Coaches are to blame for the stall, according to Mr. Trester’s statement, for they instruct the boys in the graceful, even though disgusting to the fans, ways to hold the ball and do nothing.
Coaches, Principals and players could eliminate the stall by getting together before the game and agreeing to play throughout, win or lose. Can you imagine Burl Friddle and John Adams standing in the middle of the floor with their arms around each other, talking over such matters as stalling. The Greeks have a word for it, and it must be bologna.
8-: From the column Ahead of the Times, by Gail Borden, published in the Daily Times (Chicago, Illinois) of Wednesday 28th January 1931:
Mrs. Charles Coburn got a proposition from a swain in Indiana who said he would pay the management extra if she would sing “Two Loving Hearts” some time during a performance of “Lysistrata.” The Greeks had a word for guys like that, and it’s lucky for your sensibilities this isn’t a Greek rag.

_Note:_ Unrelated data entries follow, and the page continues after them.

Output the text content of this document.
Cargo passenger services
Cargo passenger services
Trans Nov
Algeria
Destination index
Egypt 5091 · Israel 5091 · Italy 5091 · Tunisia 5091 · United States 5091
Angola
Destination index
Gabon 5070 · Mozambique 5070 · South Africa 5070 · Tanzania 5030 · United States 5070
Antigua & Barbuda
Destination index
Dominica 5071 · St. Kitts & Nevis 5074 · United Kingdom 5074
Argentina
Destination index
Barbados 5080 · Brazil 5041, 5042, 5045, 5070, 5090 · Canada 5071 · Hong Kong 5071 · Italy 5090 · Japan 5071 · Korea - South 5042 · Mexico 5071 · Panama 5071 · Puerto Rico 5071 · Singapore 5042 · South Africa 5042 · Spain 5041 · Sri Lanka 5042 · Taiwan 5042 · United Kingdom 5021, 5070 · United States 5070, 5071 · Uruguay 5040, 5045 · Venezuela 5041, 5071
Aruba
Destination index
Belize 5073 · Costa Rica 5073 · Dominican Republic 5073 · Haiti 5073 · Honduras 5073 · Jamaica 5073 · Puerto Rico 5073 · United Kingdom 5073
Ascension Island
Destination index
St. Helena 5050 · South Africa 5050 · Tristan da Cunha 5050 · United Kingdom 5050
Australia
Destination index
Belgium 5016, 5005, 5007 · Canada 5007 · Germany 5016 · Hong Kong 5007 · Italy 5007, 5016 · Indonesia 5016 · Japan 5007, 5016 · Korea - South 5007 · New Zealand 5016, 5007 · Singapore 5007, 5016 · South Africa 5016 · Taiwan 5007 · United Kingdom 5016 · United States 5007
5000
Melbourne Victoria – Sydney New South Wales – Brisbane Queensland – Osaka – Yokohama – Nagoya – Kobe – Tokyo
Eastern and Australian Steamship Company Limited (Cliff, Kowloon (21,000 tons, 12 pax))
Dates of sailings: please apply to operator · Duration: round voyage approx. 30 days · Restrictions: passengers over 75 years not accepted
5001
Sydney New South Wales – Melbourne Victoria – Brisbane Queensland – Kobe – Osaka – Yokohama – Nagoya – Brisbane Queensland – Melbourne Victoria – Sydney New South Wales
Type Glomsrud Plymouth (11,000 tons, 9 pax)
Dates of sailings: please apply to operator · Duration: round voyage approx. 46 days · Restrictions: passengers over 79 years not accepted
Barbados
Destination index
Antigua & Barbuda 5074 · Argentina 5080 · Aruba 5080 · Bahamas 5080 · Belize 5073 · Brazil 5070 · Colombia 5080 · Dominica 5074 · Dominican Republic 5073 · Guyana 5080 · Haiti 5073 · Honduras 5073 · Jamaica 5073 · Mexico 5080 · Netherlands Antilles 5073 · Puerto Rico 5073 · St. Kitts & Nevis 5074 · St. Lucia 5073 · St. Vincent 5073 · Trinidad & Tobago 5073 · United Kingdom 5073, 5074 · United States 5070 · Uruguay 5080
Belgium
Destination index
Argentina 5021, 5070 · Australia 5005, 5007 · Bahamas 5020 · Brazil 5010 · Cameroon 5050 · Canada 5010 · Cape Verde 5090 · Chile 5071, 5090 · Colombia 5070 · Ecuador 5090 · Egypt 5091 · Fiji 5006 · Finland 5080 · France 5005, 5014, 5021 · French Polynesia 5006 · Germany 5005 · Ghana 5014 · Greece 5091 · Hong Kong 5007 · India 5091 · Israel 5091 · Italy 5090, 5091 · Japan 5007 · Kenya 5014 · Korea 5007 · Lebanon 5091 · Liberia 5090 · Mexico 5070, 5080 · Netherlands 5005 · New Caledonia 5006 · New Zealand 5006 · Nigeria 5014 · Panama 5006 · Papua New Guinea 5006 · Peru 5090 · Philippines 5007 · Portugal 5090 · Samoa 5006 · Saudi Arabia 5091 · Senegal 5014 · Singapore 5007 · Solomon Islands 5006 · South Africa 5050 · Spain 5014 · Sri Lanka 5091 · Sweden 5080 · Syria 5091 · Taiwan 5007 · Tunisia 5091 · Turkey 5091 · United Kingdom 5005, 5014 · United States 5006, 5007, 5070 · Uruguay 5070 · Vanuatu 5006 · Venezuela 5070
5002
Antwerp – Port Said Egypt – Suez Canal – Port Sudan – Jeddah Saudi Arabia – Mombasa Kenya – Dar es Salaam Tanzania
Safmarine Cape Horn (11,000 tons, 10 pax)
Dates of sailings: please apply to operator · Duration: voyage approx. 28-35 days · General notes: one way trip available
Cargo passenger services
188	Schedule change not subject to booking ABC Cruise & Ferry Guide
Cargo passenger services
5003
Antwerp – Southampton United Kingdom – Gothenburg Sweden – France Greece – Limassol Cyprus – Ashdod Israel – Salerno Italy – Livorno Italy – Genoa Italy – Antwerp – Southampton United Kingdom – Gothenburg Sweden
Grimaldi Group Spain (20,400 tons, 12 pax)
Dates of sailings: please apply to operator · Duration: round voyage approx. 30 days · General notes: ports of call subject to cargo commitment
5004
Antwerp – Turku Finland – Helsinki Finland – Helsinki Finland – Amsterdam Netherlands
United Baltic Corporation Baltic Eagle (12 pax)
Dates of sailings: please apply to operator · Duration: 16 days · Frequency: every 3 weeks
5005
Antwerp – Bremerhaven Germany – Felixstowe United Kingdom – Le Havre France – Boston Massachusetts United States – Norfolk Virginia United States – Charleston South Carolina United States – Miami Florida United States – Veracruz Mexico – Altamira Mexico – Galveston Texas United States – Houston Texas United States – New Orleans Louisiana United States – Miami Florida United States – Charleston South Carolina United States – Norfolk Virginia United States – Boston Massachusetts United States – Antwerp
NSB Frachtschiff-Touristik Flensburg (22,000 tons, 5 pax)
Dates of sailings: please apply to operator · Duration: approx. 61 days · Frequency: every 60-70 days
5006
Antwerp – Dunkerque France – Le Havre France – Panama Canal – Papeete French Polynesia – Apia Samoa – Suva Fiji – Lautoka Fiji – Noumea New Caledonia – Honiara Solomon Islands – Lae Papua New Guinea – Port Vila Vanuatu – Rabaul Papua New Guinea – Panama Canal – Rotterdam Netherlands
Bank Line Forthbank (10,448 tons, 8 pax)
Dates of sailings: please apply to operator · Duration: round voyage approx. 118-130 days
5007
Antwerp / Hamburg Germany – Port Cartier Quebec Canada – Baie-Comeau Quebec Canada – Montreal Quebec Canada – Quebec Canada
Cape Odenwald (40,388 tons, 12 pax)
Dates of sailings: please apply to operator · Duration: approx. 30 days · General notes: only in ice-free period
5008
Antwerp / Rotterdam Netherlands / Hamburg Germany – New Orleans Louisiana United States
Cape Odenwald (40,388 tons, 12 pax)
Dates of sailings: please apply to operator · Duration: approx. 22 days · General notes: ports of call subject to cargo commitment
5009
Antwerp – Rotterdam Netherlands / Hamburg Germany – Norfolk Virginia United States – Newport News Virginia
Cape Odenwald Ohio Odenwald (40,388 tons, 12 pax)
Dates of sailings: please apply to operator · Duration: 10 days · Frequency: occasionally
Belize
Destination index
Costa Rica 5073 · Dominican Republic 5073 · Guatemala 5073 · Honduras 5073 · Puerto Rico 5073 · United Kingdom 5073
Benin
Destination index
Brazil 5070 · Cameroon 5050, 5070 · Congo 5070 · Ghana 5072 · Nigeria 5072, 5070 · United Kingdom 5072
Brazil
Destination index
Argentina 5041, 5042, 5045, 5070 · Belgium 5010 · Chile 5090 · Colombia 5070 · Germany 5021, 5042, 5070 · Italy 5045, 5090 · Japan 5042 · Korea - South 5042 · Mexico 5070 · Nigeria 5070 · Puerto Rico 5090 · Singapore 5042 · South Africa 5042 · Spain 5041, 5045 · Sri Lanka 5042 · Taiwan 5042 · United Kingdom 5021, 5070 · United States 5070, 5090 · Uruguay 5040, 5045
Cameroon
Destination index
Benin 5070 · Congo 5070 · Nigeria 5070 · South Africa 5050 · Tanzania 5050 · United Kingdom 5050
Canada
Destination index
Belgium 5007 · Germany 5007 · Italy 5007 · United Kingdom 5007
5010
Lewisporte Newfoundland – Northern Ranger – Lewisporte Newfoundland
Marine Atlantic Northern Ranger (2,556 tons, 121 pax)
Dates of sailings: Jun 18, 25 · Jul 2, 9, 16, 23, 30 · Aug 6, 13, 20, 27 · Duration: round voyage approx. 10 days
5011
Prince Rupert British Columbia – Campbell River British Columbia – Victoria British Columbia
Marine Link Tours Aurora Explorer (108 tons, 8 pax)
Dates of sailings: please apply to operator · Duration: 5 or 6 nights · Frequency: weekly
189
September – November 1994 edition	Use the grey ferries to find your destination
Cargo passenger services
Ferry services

9-: From the Reading Times (Reading, Pennsylvania) of Monday 9th February 1931:
THE GREEKS HAVE A WORD FOR IT
CHICAGO, Feb. 8 (AP)—Even politeness can be carried too far, Christ Manapolous, cafe entrepreneur, believes.
He was charmed at first when two of his patrons, mellowed by two of his dinners, out-strove each other in demanding the check. Such courtesy, a rarety [sic], of truth, these times of economizing.
But even “Allow me to pay” and “No, let me do it.” It’s my treat” become wearisome after 10 minutes without interruption.
So Manopolous [sic] called the police. Search by officers disclosed neither James Duggan, the Gaston, nor John Powell, the Alphonse, had a cent.
10-: From one of the unconnected paragraphs making up the column Tuning in on the Talkies, by ‘Walthill’, published in the Las Vegas Evening Review and Journal (Las Vegas, Nevada) of Saturday 14th February 1931—what the phrase refers to here is particularly obscure:
“The Greeks had a Word for It” and it was not Clarabow.
11-: From the review of the U.S. comedy film Girls Demand Excitement (1931)—review by W. Ward Marsh, published in the Cleveland Plain Dealer (Cleveland, Ohio) of Saturday 14th February 1931:
The girls, in an effort to win the boys to their side and continue co-education at Bradford, borrow a little of “Lysistrata’s” old trick. Vote for co-education or no more necking, is their war cry. The boys seem to suffer terribly. Borrowing the title of a stage play, the Greeks had a name for it.
12-: From the Arkansas Gazette (Little Rock, Arkansas) of Saturday 21st February 1931:
New College Fraternity Proposed.—Headline. No doubt the Greeks have a name for it.
13 & 14-: From accounts of a wrestling match between James Londos and James McMillen, which took place at Madison Square Garden, in New York City, on Monday 23rd February 1931:
13-: From the Detroit Evening Times (Detroit, Michigan) of Tuesday 24th February 1931:
Universal Service Wire
NEW YORK, Feb. 24.—The Greeks had a word for it—and so did Jim Londos, who retained his heavyweight wrestling title last night by defeating Jim McMillen at the Madison Square Garden. The word for it in this instance was a bear hug which threatened for a time to ooze the innards from the body of the former Illinois football star.
14-: From the Buffalo Evening News (Buffalo, New York) of Tuesday 24th February 1931:
NEW YORK, Feb. 24 (U.P.)—Culture, as dispensed at the University of Illinois, collided with the classic tradition of Plato and Socrates last night at Madison Square Garden where James Londos of Athens, Greece, and James McMillen of Urbana, Ill., wrestled for the championship of the world.
[…]
After the match rumors circulated that Mr. Londos’ triumph was accomplished by a hold known as “a leg breaker and airplane.” Others insisted it was a simple toe-hold. Mr Londos, unfortunately, did not reveal what hold he used, but doubtless the Greeks have a word for it.